Leaked text disappears from grid study
The current version of a highly anticipated grid study from the Department of Energy no longer includes draft text that pointed a finger at cheap gas and low electricity demand — not renewables — as the main drivers of recent baseload power plant closures.
An early draft of DOE’s grid study spanning more than 140 pages obtained by E&E News concludes that the nation’s grid is operating reliably and probes the closure of baseload power plants. Bloomberg first reported on the draft Friday.
The draft iterates repeatedly the connection between baseload plant closures, cheap gas and waning demand as efficiency increases, stating “baseload retirements correlate closely to the fall in natural gas prices and the flattening of customer peak demand.”
One section of the draft concludes the grid is running smoothly. “Reserve margins and resource adequacy are presently sound. The power system is more reliable today due to better planning, market discipline and the better operating rules and standards,” according to the report. “Grid operators are using technologies, standards and practices to assure that they can continue operating the grid reliably.”
Yet another portion finds that “renewables didn’t cause retirements, but they’ve exacerbated the problem,” before delving into a stream of retirements that began in the early 2000s.
But a DOE spokeswoman said the language had not undergone any adjudication from career staff at the time and the draft text is no longer in the current version of the report.
While the final version remains elusive, the draft offers insights into what factors DOE is considering.
The text notes that each closure is regional in nature and based on a set of “unique circumstances” and an owner’s assessment of whether the facility will be able to produce enough energy at high enough prices and recover costs tied to fuel, operations and capital requirements, and possible capital investments.
“Over the past decade, many power plant owners have concluded that plants with higher heat rates, limited ability to operate flexibly, and that need capital improvements to meet environmental regulations, will not be able to earn adequate revenues in wholesale electric markets that select and dispatch resources based principally on short-run marginal costs,” it says.
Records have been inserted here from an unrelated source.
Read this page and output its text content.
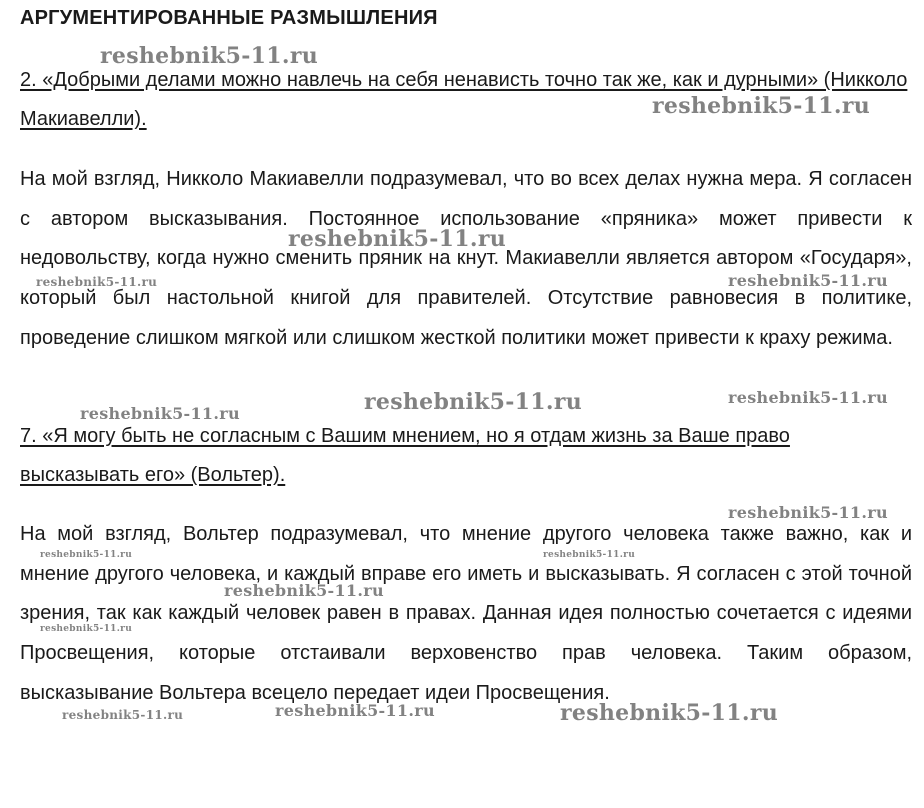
АРГУМЕНТИРОВАННЫЕ РАЗМЫШЛЕНИЯ

2. «Добрыми делами можно навлечь на себя ненависть точно так же, как и дурными» (Никколо Макиавелли).

На мой взгляд, Никколо Макиавелли подразумевал, что во всех делах нужна мера. Я согласен с автором высказывания. Постоянное использование «пряника» может привести к недовольству, когда нужно сменить пряник на кнут. Макиавелли является автором «Государя», который был настольной книгой для правителей. Отсутствие равновесия в политике, проведение слишком мягкой или слишком жесткой политики может привести к краху режима.

7. «Я могу быть не согласным с Вашим мнением, но я отдам жизнь за Ваше право высказывать его» (Вольтер).

На мой взгляд, Вольтер подразумевал, что мнение другого человека также важно, как и мнение другого человека, и каждый вправе его иметь и высказывать. Я согласен с этой точной зрения, так как каждый человек равен в правах. Данная идея полностью сочетается с идеями Просвещения, которые отстаивали верховенство прав человека. Таким образом, высказывание Вольтера всецело передает идеи Просвещения.

reshebnik5-11.ru
reshebnik5-11.ru
reshebnik5-11.ru
reshebnik5-11.ru	reshebnik5-11.ru
reshebnik5-11.ru	reshebnik5-11.ru	reshebnik5-11.ru
reshebnik5-11.ru
reshebnik5-11.ru	reshebnik5-11.ru
reshebnik5-11.ru
reshebnik5-11.ru
reshebnik5-11.ru	reshebnik5-11.ru	reshebnik5-11.ru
Driving coal retirements in 2015 were decisions surrounding U.S. EPA’s Mercury and Air Toxics Standards, for example, while regulatory concerns like relicensing and regulatory compliance schedules affected the closure of U.S. reactors, according to the study.
The draft then returns again to natural gas and low demand.
“Environmental regulatory requirements may have been the straw that broke a baseload camel’s back — particularly coal plants — but it appears that most baseload plants were already burdened by the effects of low natural gas prices, eroding customer demand, and lower capacity factors before the incremental burden of new regulations tipped the balance over to retirement,” the study says.
The report also found that fuel diversity doesn’t “in itself assure or improve grid reliability, and having fuel on-site does not assure better grid resilience,” and that the grid is “more diverse today than ever before, despite the loss of coal and nuclear generation and greater dependence on natural gas-fired combined cycle power plants.”
“While the grid capacity is changing, there’s still a significant amount of baseload generation and diversity left on the grid — plus energy efficiency and demand response, which provide more slack and speed for the system while improving reliability and resilience for the customer as well as for the bulk power system,” according to the study.